The problem is that Tensorflow stores this in a LSTMStateTuple which you can not send into placeholder. So you need to store it in a Tensor, and then unpack it into a tuple:
state_placeholder = tf.placeholder(tf.float32, [num_layers, 2, batch_size, state_size])
l = tf.unpack(state_placeholder, axis=0)
rnn_tuple_state = tuple(
[tf.nn.rnn_cell.LSTMStateTuple(l[idx][0], l[idx][1])
for idx in range(num_layers)]
)
Then you can use the built-in Tensorflow API to create the stacked LSTM layer.
cell = tf.nn.rnn_cell.LSTMCell(state_size, state_is_tuple=True)

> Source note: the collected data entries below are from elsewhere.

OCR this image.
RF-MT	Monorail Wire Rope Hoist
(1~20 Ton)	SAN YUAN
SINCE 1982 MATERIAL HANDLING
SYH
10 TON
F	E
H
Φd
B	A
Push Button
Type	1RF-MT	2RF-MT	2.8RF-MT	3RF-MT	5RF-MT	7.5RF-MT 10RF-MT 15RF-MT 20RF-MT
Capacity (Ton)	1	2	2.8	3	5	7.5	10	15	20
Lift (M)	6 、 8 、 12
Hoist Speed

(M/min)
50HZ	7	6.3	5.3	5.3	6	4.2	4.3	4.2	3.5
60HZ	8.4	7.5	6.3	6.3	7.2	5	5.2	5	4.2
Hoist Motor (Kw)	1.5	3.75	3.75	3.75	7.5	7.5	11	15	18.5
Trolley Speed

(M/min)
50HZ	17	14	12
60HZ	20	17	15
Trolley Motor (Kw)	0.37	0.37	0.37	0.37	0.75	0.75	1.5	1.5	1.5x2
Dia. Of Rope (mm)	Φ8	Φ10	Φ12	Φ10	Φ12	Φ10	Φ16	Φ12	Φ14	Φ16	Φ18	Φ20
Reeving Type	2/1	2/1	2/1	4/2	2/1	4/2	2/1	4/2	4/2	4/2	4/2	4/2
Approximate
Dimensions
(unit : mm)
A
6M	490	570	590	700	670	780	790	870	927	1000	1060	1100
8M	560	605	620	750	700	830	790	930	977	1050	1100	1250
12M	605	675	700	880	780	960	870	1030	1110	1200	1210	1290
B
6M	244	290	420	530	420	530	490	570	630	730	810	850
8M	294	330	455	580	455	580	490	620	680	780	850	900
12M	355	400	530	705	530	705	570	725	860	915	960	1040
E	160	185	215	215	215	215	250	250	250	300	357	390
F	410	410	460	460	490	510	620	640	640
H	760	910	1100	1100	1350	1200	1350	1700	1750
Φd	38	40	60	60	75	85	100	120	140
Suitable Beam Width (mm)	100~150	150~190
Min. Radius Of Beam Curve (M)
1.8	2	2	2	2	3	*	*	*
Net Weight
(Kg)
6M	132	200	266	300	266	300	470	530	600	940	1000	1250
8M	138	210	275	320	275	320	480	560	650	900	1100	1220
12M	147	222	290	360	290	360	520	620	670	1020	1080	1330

cell = tf.nn.rnn_cell.MultiRNNCell([cell]*num_layers, state_is_tuple=True)
outputs, state = tf.nn.dynamic_rnn(cell, x_input, initial_state=rnn_tuple_state)
From here you continue with the outputs to calculate logits and then a loss with respect to the y_inputs.
Then you run each batch with the sess.run-command, with truncated backpropagation (good explanation here http://r2rt.com/styles-of-truncated-backpropagation.html)
init_state = np.zeros((num_layers, 2, batch_size, state_size))
...current_state... = sess.run([...state...], feed_dict={x_input:batch_in, state_placeholder:current_state ...})
current_state = np.array(current_state)
You will have to convert the state to a numpy array before feeding it again.
Perhaps it is better to use a librarly like Tflearn or Keras instead?